Almost everyone has had lidocaine or one of its related local anaesthetics at the dentist’s office. Besides acute pain, lidocaine can also be very useful as a treatment for chronic pain, including myofascial pain, other musculoskeletal pain, neuropathic pain, fibromyalgia, trigeminal neuralgia and even migraine headaches.
Topical lidocaine, in the form of Lidoderm patches or lidocaine cream/gel, is most commonly used for postherpetic neuralgia (pain caused by shingles). In a recent study, Lidoderm pain patches relieved pain and improved quality of life in diabetic polyneuropathy more than the commonly used drug pregabalin (Lyrica) with fewer side effects.
Lidocaine patches, creams and gels can also be used as a treatment for other types of neuropathic pain, as well as fibromyalgia and myofascial trigger points. Obviously the treatment cannot completely relieve widespread pain, but is only used in the most painful areas (read more at http://optinghealth.com).
There are also pain patches and creams that contain both lidocaine and the related local anaesthetic prilocaine sold with the brand name EMLA. In some countries EMLA is available over-the-counter, even if other lidocaine products require a prescription.
Trigger Point Injections
The most effective treatment for myofascial pain caused by trigger points is injecting lidocaine or another local anaesthetic directly into it (the authors of The Trigger Point Manual believe procaine has several advantages over lidocaine, however). These injections are effective for temporomandibular pain (TMJ/YMD) as well. They can also relieve other symptoms caused by trigger points, such as tinnitus.

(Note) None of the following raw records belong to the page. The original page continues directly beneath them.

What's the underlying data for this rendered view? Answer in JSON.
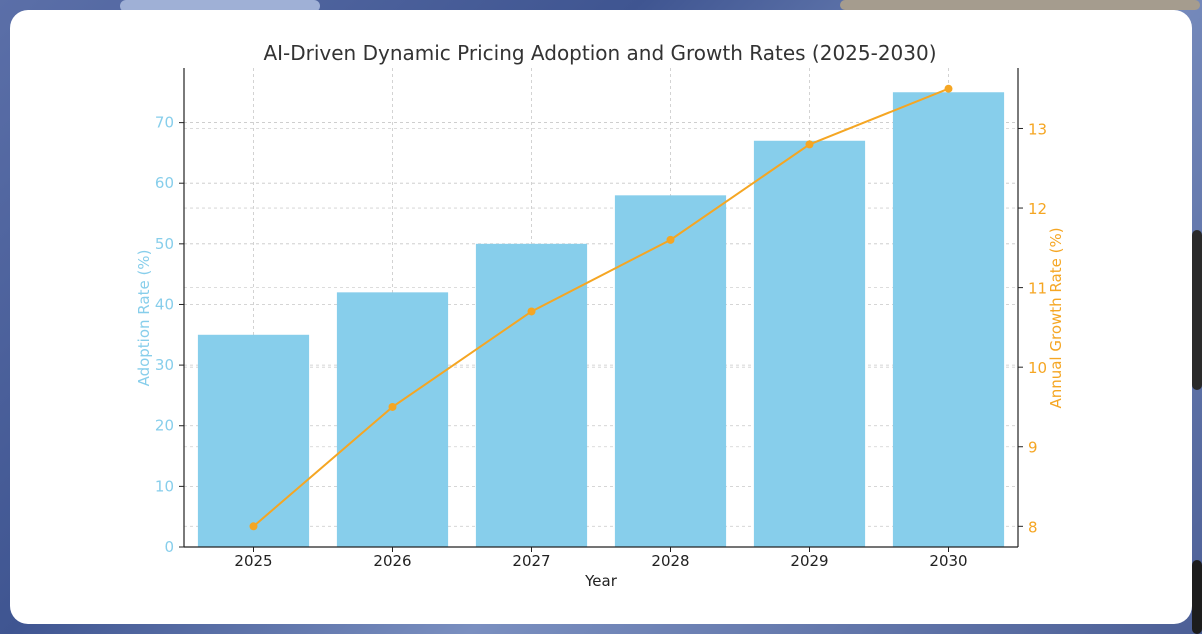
{
  "chart_data": {
    "type": "bar",
    "title": "AI-Driven Dynamic Pricing Adoption and Growth Rates (2025-2030)",
    "xlabel": "Year",
    "categories": [
      "2025",
      "2026",
      "2027",
      "2028",
      "2029",
      "2030"
    ],
    "series": [
      {
        "name": "Adoption Rate (%)",
        "type": "bar",
        "axis": "left",
        "color": "#87ceeb",
        "values": [
          35,
          42,
          50,
          58,
          67,
          75
        ]
      },
      {
        "name": "Annual Growth Rate (%)",
        "type": "line",
        "axis": "right",
        "color": "#f5a623",
        "values": [
          8.0,
          9.5,
          10.7,
          11.6,
          12.8,
          13.5
        ]
      }
    ],
    "y_left": {
      "label": "Adoption Rate (%)",
      "lim": [
        0,
        79
      ],
      "ticks": [
        0,
        10,
        20,
        30,
        40,
        50,
        60,
        70
      ]
    },
    "y_right": {
      "label": "Annual Growth Rate (%)",
      "lim": [
        7.74,
        13.76
      ],
      "ticks": [
        8,
        9,
        10,
        11,
        12,
        13
      ]
    },
    "grid": true
  }
}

While the tender points in fibromyalgia are different from trigger points, there is also one preliminary study about the use of lidocaine injections into tender points, which found them an useful treatment for fibromyalgia. Pain relief lasted for an average of 13 weeks. Trigger point injections can similarly produce very long-lasting pain relief – sometimes one injection is all that is ever needed.
Lidocaine Nasal Spray
As an intranasal spray lidocaine can be used as a treatment for migraine headaches and trigeminal neuralgia. The evidence for use in migraine is not clear-cut – some studies have shown good efficacy while others haven’t. The action is fairly short-lived, so sometimes the migraine attack can return.
In trigeminal neuralgia nasal application of lidocaine appears to often be very efficacious. In one study the participants ranked their pain level to be on average 8/10 before treatment, but after using a 8% lidocaine nasal spray it dropped to 1.5. Placebo spray did not affect the pain at all.
Intravenous Lidocaine for Pain
Lidocaine is also used as intravenous infusions for severe refractory pain. It is most commonly used in diabetic neuropathy, but there are also several positive studies about its use in fibromyalgia. It is also sometimes used for chronic fatigue syndrome/myalgic encephalomyelitis (CFS/ME). In fibromyalgia and CFS/ME IV lidocaine can also help other symptoms besides pain, such as fatigue and cognitive problems.
Mexiletine, an Oral Form of Lidocaine
Lidocaine itself is not used orally, but there is a drug called mexiletine (Mexitil), which is essentially an oral form of lidocaine. Mexiletine is used in the treatment of neuropathic pain, sometimes also for headaches, epilepsy, tinnitus and other conditions. Fibromyalgia and CFS/ME specialist Dr. Jay Goldstein has found it very useful for treatment of these two illnesses.